2) Funding and Allocation (Section 2 and Section 3)
- Funds: $90,000,000 allocated to the Revenue Sharing Fund for FY 2026-2027.
- Parish allocation formula: 80% of the fund distributed to parishes based on population share; 20% distributed based on each parish’s share of the state’s homesteads (as of the most recent homestead data).
3) Distribution Mechanics (Section 4 through Section 5)
- The state treasurer distributes the parish funds to tax collectors and to the City of New Orleans.
- A specified portion of the fund is set aside to reimburse homestead exemptions and to pay sheriff commissions and retirement system deductions.
- Excess funds (after these deductions) are distributed according to detailed local formulas (Section 9) and are subject to numerous parish-specific distributions and limits.
4) Excess Funds and Local Redistributions (Section 6 through Section 12)
- Excess funds are allocated to various entities (sheriffs, retirement systems, school boards, parish authorities, and incorporated municipalities) using percentages and a complex set of parish-by-parish rules (including minimums, proportional shares, and special district allocations).
- Explicit percentages are provided for each parish’s sheriff retirement contribution and retirement system contributions (Section 12 provides tabulated amounts for FY 2026-2027).
- Some parishes have special provisions (e.g., Lafourche, Ouachita, Jefferson, St.
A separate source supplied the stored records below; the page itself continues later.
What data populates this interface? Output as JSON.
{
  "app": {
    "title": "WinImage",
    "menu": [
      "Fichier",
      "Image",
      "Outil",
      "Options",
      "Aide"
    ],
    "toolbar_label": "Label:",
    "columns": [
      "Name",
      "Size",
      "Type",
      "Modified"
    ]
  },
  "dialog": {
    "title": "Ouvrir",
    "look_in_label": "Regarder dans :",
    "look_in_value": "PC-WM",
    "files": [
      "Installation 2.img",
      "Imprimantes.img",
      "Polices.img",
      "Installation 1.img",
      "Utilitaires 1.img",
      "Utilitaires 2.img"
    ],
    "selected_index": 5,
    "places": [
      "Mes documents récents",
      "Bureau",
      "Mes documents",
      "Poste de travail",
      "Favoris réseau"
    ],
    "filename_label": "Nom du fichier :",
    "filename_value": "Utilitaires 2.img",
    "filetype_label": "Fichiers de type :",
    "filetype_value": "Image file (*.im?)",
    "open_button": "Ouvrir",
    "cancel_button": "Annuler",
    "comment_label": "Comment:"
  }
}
Bernard, and others) detailing specific share splits among parish governing authorities, school boards, sheriff offices, and incorporated municipalities, plus targeted uses for certain excess funds.
5) Flexibility and Oversight (Sections 11–15)
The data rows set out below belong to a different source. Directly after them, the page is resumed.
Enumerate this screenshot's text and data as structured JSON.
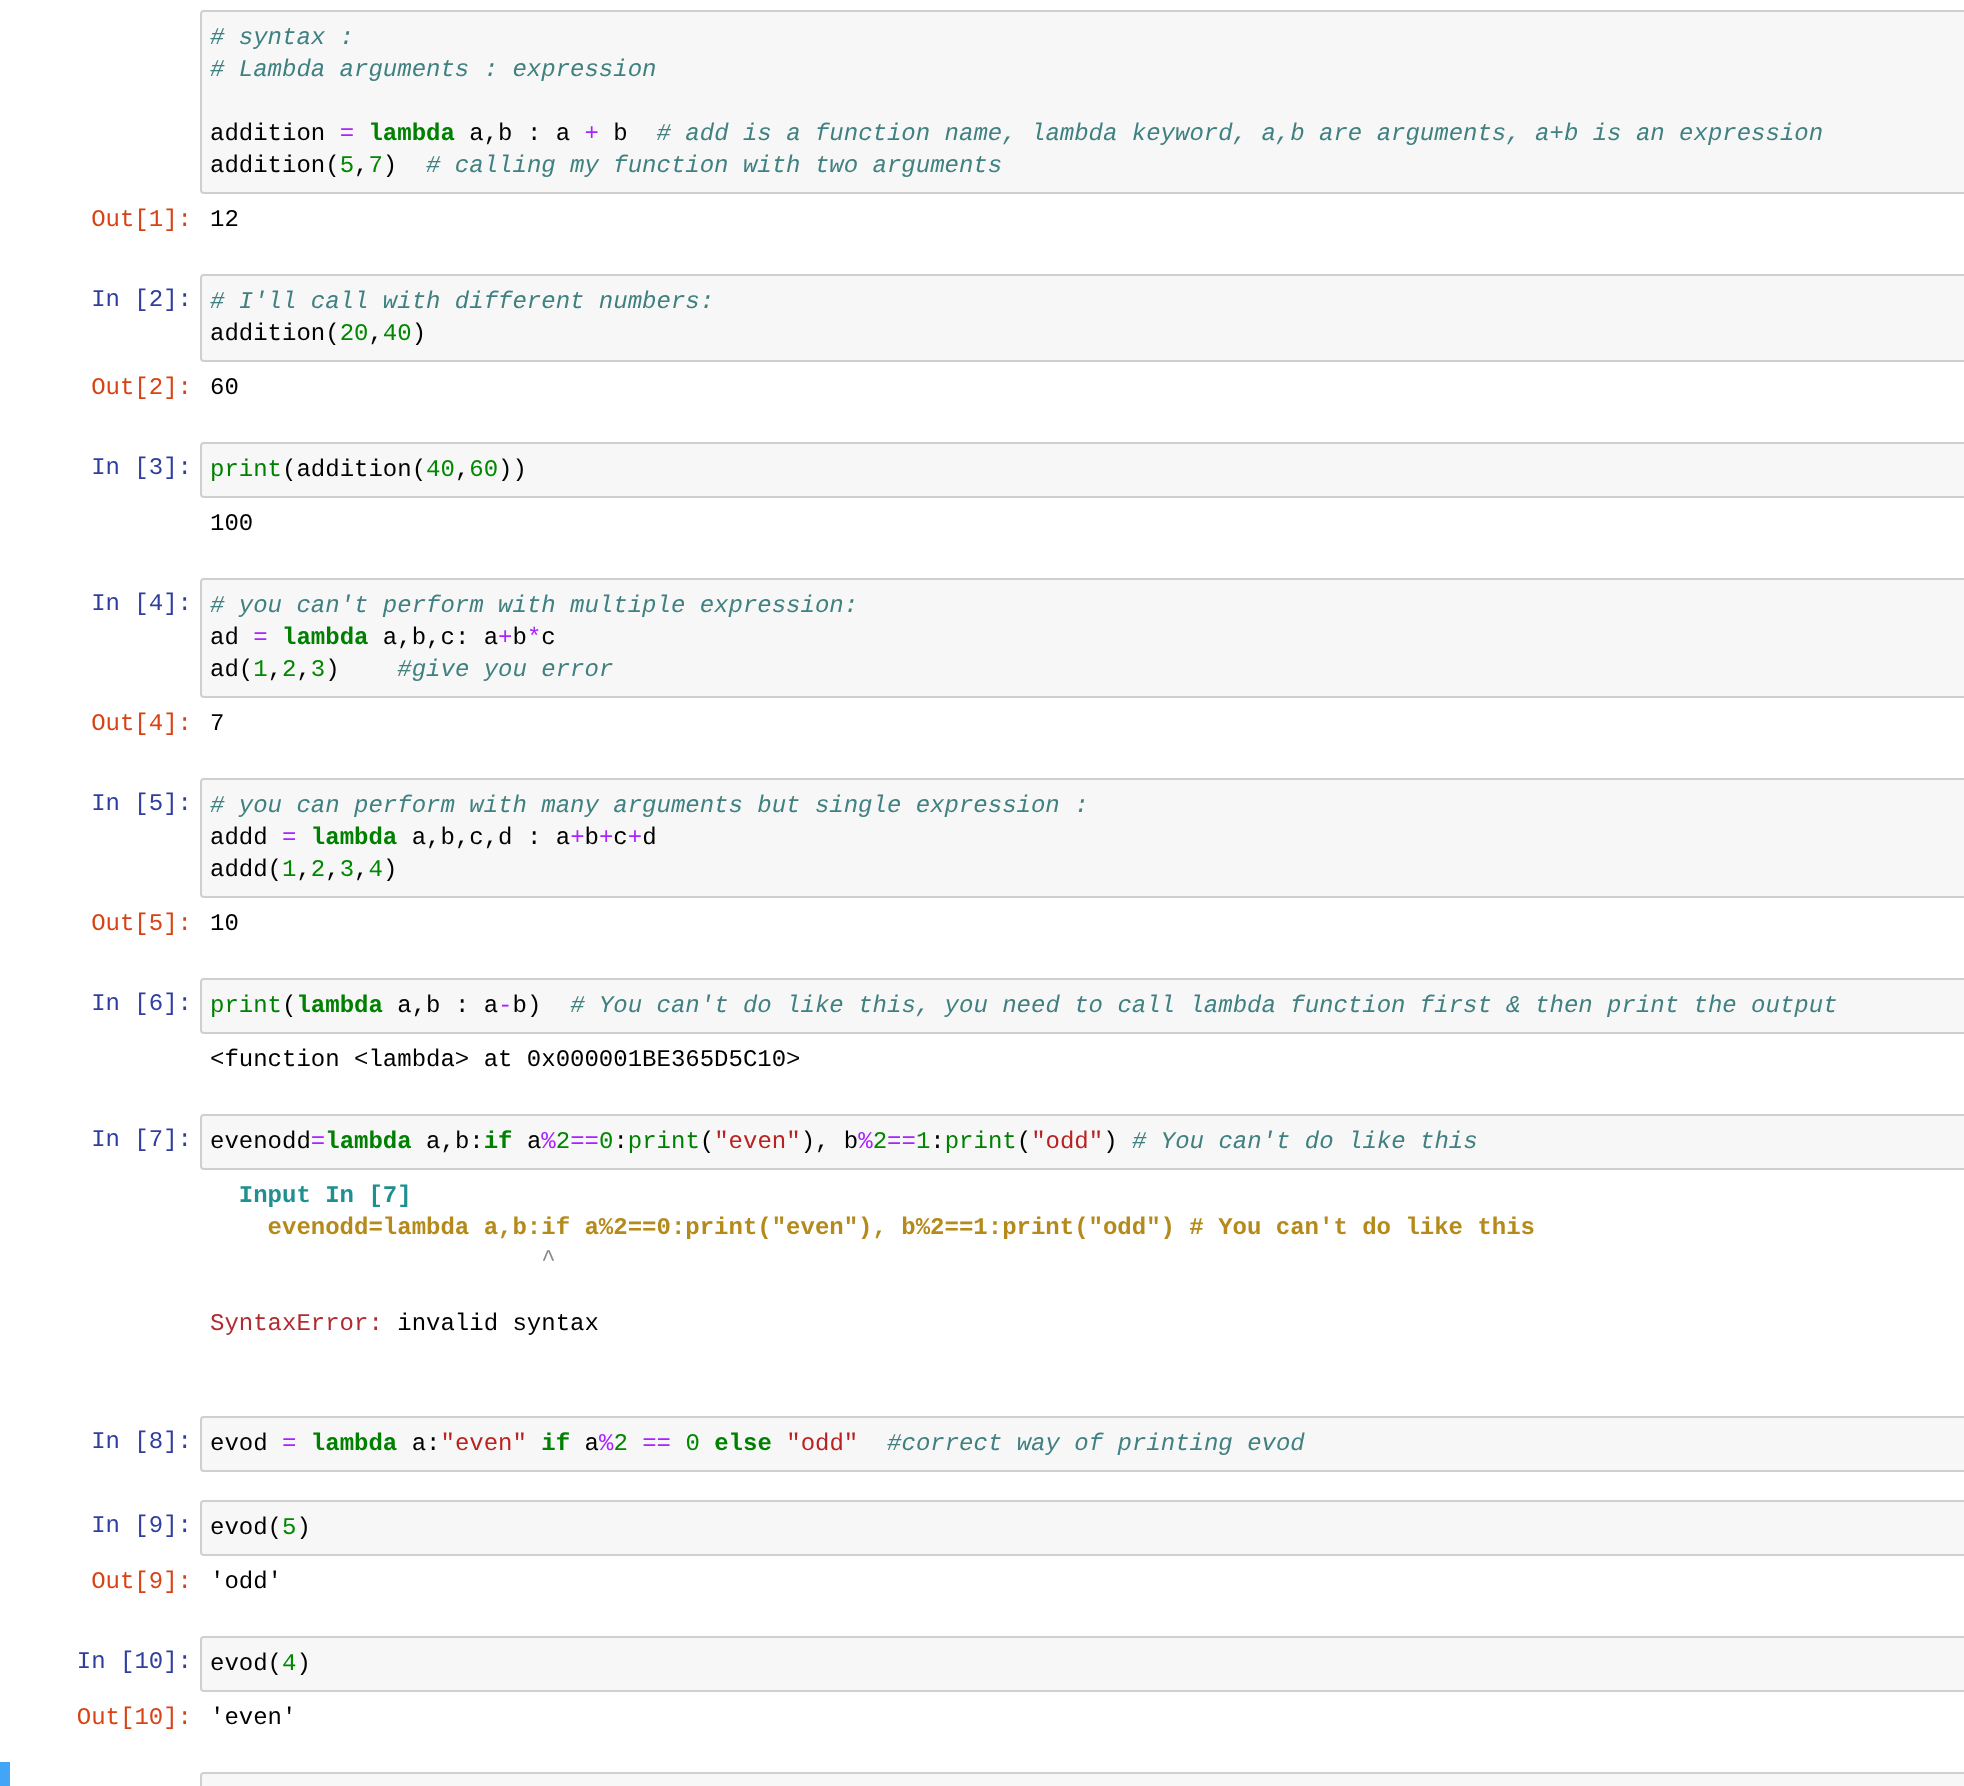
{
  "cells": [
    {
      "selected": false,
      "input": [
        {
          "kind": "code",
          "tokens": [
            {
              "kind": "c",
              "text": "# syntax :"
            }
          ]
        },
        {
          "kind": "code",
          "tokens": [
            {
              "kind": "c",
              "text": "# Lambda arguments : expression"
            }
          ]
        },
        {
          "kind": "blank"
        },
        {
          "kind": "code",
          "tokens": [
            {
              "kind": "t",
              "text": "addition "
            },
            {
              "kind": "o",
              "text": "="
            },
            {
              "kind": "k",
              "text": " lambda"
            },
            {
              "kind": "t",
              "text": " a,b : a "
            },
            {
              "kind": "o",
              "text": "+"
            },
            {
              "kind": "t",
              "text": " b  "
            },
            {
              "kind": "c",
              "text": "# add is a function name, lambda keyword, a,b are arguments, a+b is an expression"
            }
          ]
        },
        {
          "kind": "code",
          "tokens": [
            {
              "kind": "t",
              "text": "addition("
            },
            {
              "kind": "n",
              "text": "5"
            },
            {
              "kind": "t",
              "text": ","
            },
            {
              "kind": "n",
              "text": "7"
            },
            {
              "kind": "t",
              "text": ")  "
            },
            {
              "kind": "c",
              "text": "# calling my function with two arguments"
            }
          ]
        }
      ],
      "outputs": [
        {
          "kind": "result",
          "prompt": "Out[1]:",
          "lines": [
            [
              {
                "kind": "t",
                "text": "12"
              }
            ]
          ]
        }
      ]
    },
    {
      "selected": false,
      "prompt": "In [2]:",
      "input": [
        {
          "kind": "code",
          "tokens": [
            {
              "kind": "c",
              "text": "# I'll call with different numbers:"
            }
          ]
        },
        {
          "kind": "code",
          "tokens": [
            {
              "kind": "t",
              "text": "addition("
            },
            {
              "kind": "n",
              "text": "20"
            },
            {
              "kind": "t",
              "text": ","
            },
            {
              "kind": "n",
              "text": "40"
            },
            {
              "kind": "t",
              "text": ")"
            }
          ]
        }
      ],
      "outputs": [
        {
          "kind": "result",
          "prompt": "Out[2]:",
          "lines": [
            [
              {
                "kind": "t",
                "text": "60"
              }
            ]
          ]
        }
      ]
    },
    {
      "selected": false,
      "prompt": "In [3]:",
      "input": [
        {
          "kind": "code",
          "tokens": [
            {
              "kind": "b",
              "text": "print"
            },
            {
              "kind": "t",
              "text": "(addition("
            },
            {
              "kind": "n",
              "text": "40"
            },
            {
              "kind": "t",
              "text": ","
            },
            {
              "kind": "n",
              "text": "60"
            },
            {
              "kind": "t",
              "text": "))"
            }
          ]
        }
      ],
      "outputs": [
        {
          "kind": "stream",
          "lines": [
            [
              {
                "kind": "t",
                "text": "100"
              }
            ]
          ]
        }
      ]
    },
    {
      "selected": false,
      "prompt": "In [4]:",
      "input": [
        {
          "kind": "code",
          "tokens": [
            {
              "kind": "c",
              "text": "# you can't perform with multiple expression:"
            }
          ]
        },
        {
          "kind": "code",
          "tokens": [
            {
              "kind": "t",
              "text": "ad "
            },
            {
              "kind": "o",
              "text": "="
            },
            {
              "kind": "k",
              "text": " lambda"
            },
            {
              "kind": "t",
              "text": " a,b,c: a"
            },
            {
              "kind": "o",
              "text": "+"
            },
            {
              "kind": "t",
              "text": "b"
            },
            {
              "kind": "o",
              "text": "*"
            },
            {
              "kind": "t",
              "text": "c"
            }
          ]
        },
        {
          "kind": "code",
          "tokens": [
            {
              "kind": "t",
              "text": "ad("
            },
            {
              "kind": "n",
              "text": "1"
            },
            {
              "kind": "t",
              "text": ","
            },
            {
              "kind": "n",
              "text": "2"
            },
            {
              "kind": "t",
              "text": ","
            },
            {
              "kind": "n",
              "text": "3"
            },
            {
              "kind": "t",
              "text": ")    "
            },
            {
              "kind": "c",
              "text": "#give you error"
            }
          ]
        }
      ],
      "outputs": [
        {
          "kind": "result",
          "prompt": "Out[4]:",
          "lines": [
            [
              {
                "kind": "t",
                "text": "7"
              }
            ]
          ]
        }
      ]
    },
    {
      "selected": false,
      "prompt": "In [5]:",
      "input": [
        {
          "kind": "code",
          "tokens": [
            {
              "kind": "c",
              "text": "# you can perform with many arguments but single expression :"
            }
          ]
        },
        {
          "kind": "code",
          "tokens": [
            {
              "kind": "t",
              "text": "addd "
            },
            {
              "kind": "o",
              "text": "="
            },
            {
              "kind": "k",
              "text": " lambda"
            },
            {
              "kind": "t",
              "text": " a,b,c,d : a"
            },
            {
              "kind": "o",
              "text": "+"
            },
            {
              "kind": "t",
              "text": "b"
            },
            {
              "kind": "o",
              "text": "+"
            },
            {
              "kind": "t",
              "text": "c"
            },
            {
              "kind": "o",
              "text": "+"
            },
            {
              "kind": "t",
              "text": "d"
            }
          ]
        },
        {
          "kind": "code",
          "tokens": [
            {
              "kind": "t",
              "text": "addd("
            },
            {
              "kind": "n",
              "text": "1"
            },
            {
              "kind": "t",
              "text": ","
            },
            {
              "kind": "n",
              "text": "2"
            },
            {
              "kind": "t",
              "text": ","
            },
            {
              "kind": "n",
              "text": "3"
            },
            {
              "kind": "t",
              "text": ","
            },
            {
              "kind": "n",
              "text": "4"
            },
            {
              "kind": "t",
              "text": ")"
            }
          ]
        }
      ],
      "outputs": [
        {
          "kind": "result",
          "prompt": "Out[5]:",
          "lines": [
            [
              {
                "kind": "t",
                "text": "10"
              }
            ]
          ]
        }
      ]
    },
    {
      "selected": false,
      "prompt": "In [6]:",
      "input": [
        {
          "kind": "code",
          "tokens": [
            {
              "kind": "b",
              "text": "print"
            },
            {
              "kind": "t",
              "text": "("
            },
            {
              "kind": "k",
              "text": "lambda"
            },
            {
              "kind": "t",
              "text": " a,b : a"
            },
            {
              "kind": "o",
              "text": "-"
            },
            {
              "kind": "t",
              "text": "b)  "
            },
            {
              "kind": "c",
              "text": "# You can't do like this, you need to call lambda function first & then print the output"
            }
          ]
        }
      ],
      "outputs": [
        {
          "kind": "stream",
          "lines": [
            [
              {
                "kind": "t",
                "text": "<function <lambda> at 0x000001BE365D5C10>"
              }
            ]
          ]
        }
      ]
    },
    {
      "selected": false,
      "prompt": "In [7]:",
      "input": [
        {
          "kind": "code",
          "tokens": [
            {
              "kind": "t",
              "text": "evenodd"
            },
            {
              "kind": "o",
              "text": "="
            },
            {
              "kind": "k",
              "text": "lambda"
            },
            {
              "kind": "t",
              "text": " a,b:"
            },
            {
              "kind": "k",
              "text": "if"
            },
            {
              "kind": "t",
              "text": " a"
            },
            {
              "kind": "o",
              "text": "%"
            },
            {
              "kind": "n",
              "text": "2"
            },
            {
              "kind": "o",
              "text": "=="
            },
            {
              "kind": "n",
              "text": "0"
            },
            {
              "kind": "t",
              "text": ":"
            },
            {
              "kind": "b",
              "text": "print"
            },
            {
              "kind": "t",
              "text": "("
            },
            {
              "kind": "s",
              "text": "\"even\""
            },
            {
              "kind": "t",
              "text": "), b"
            },
            {
              "kind": "o",
              "text": "%"
            },
            {
              "kind": "n",
              "text": "2"
            },
            {
              "kind": "o",
              "text": "=="
            },
            {
              "kind": "n",
              "text": "1"
            },
            {
              "kind": "t",
              "text": ":"
            },
            {
              "kind": "b",
              "text": "print"
            },
            {
              "kind": "t",
              "text": "("
            },
            {
              "kind": "s",
              "text": "\"odd\""
            },
            {
              "kind": "t",
              "text": ") "
            },
            {
              "kind": "c",
              "text": "# You can't do like this"
            }
          ]
        }
      ],
      "outputs": [
        {
          "kind": "error",
          "lines": [
            [
              {
                "kind": "et",
                "text": "  Input In [7]"
              }
            ],
            [
              {
                "kind": "ey",
                "text": "    evenodd=lambda a,b:if a%2==0:print(\"even\"), b%2==1:print(\"odd\") # You can't do like this"
              }
            ],
            [
              {
                "kind": "eg",
                "text": "                       ^"
              }
            ],
            [
              {
                "kind": "er",
                "text": "SyntaxError:"
              },
              {
                "kind": "t",
                "text": " invalid syntax"
              }
            ]
          ]
        }
      ]
    },
    {
      "selected": false,
      "prompt": "In [8]:",
      "input": [
        {
          "kind": "code",
          "tokens": [
            {
              "kind": "t",
              "text": "evod "
            },
            {
              "kind": "o",
              "text": "="
            },
            {
              "kind": "k",
              "text": " lambda"
            },
            {
              "kind": "t",
              "text": " a:"
            },
            {
              "kind": "s",
              "text": "\"even\""
            },
            {
              "kind": "k",
              "text": " if"
            },
            {
              "kind": "t",
              "text": " a"
            },
            {
              "kind": "o",
              "text": "%"
            },
            {
              "kind": "n",
              "text": "2"
            },
            {
              "kind": "o",
              "text": " =="
            },
            {
              "kind": "n",
              "text": " 0"
            },
            {
              "kind": "k",
              "text": " else"
            },
            {
              "kind": "s",
              "text": " \"odd\""
            },
            {
              "kind": "c",
              "text": "  #correct way of printing evod"
            }
          ]
        }
      ]
    },
    {
      "selected": false,
      "prompt": "In [9]:",
      "input": [
        {
          "kind": "code",
          "tokens": [
            {
              "kind": "t",
              "text": "evod("
            },
            {
              "kind": "n",
              "text": "5"
            },
            {
              "kind": "t",
              "text": ")"
            }
          ]
        }
      ],
      "outputs": [
        {
          "kind": "result",
          "prompt": "Out[9]:",
          "lines": [
            [
              {
                "kind": "t",
                "text": "'odd'"
              }
            ]
          ]
        }
      ]
    },
    {
      "selected": false,
      "prompt": "In [10]:",
      "input": [
        {
          "kind": "code",
          "tokens": [
            {
              "kind": "t",
              "text": "evod("
            },
            {
              "kind": "n",
              "text": "4"
            },
            {
              "kind": "t",
              "text": ")"
            }
          ]
        }
      ],
      "outputs": [
        {
          "kind": "result",
          "prompt": "Out[10]:",
          "lines": [
            [
              {
                "kind": "t",
                "text": "'even'"
              }
            ]
          ]
        }
      ]
    },
    {
      "selected": true
    }
  ]
}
- Parish governing authorities may expend excess funds for governmental purposes and allocate portions to tax recipient bodies and other public officials.
- A December/March/May distribution schedule is established, with interim distributions allowed and adjustments for anticipated rolls.
- The Act authorizes corrections by the state treasurer for formula errors (not changing the total appropriation of $90 million) and requires annual reporting by tax collectors and the City of New Orleans detailing recipients, deductions, and excess fund distributions.
Impact and Implications
- Aims to standardize and codify revenue sharing across Louisiana, with a strong emphasis on protecting homestead exemptions and honoring existing commissions and retirement deductions.
- Creates a detailed, district-specific framework that can benefit or constrain local taxing entities depending on population, homestead counts, and historical distribution patterns.
- Changes, if any, would primarily affect how parishes allocate funds to sheriffs, school boards, levee and fire districts, libraries, and municipalities, and how excess funds are distributed.
Note: The bill largely preserves prior structures (FY 2025-2026 distribution) while updating allocations and specifying the $90 million fund and the accompanying distribution rules for FY 2026-2027.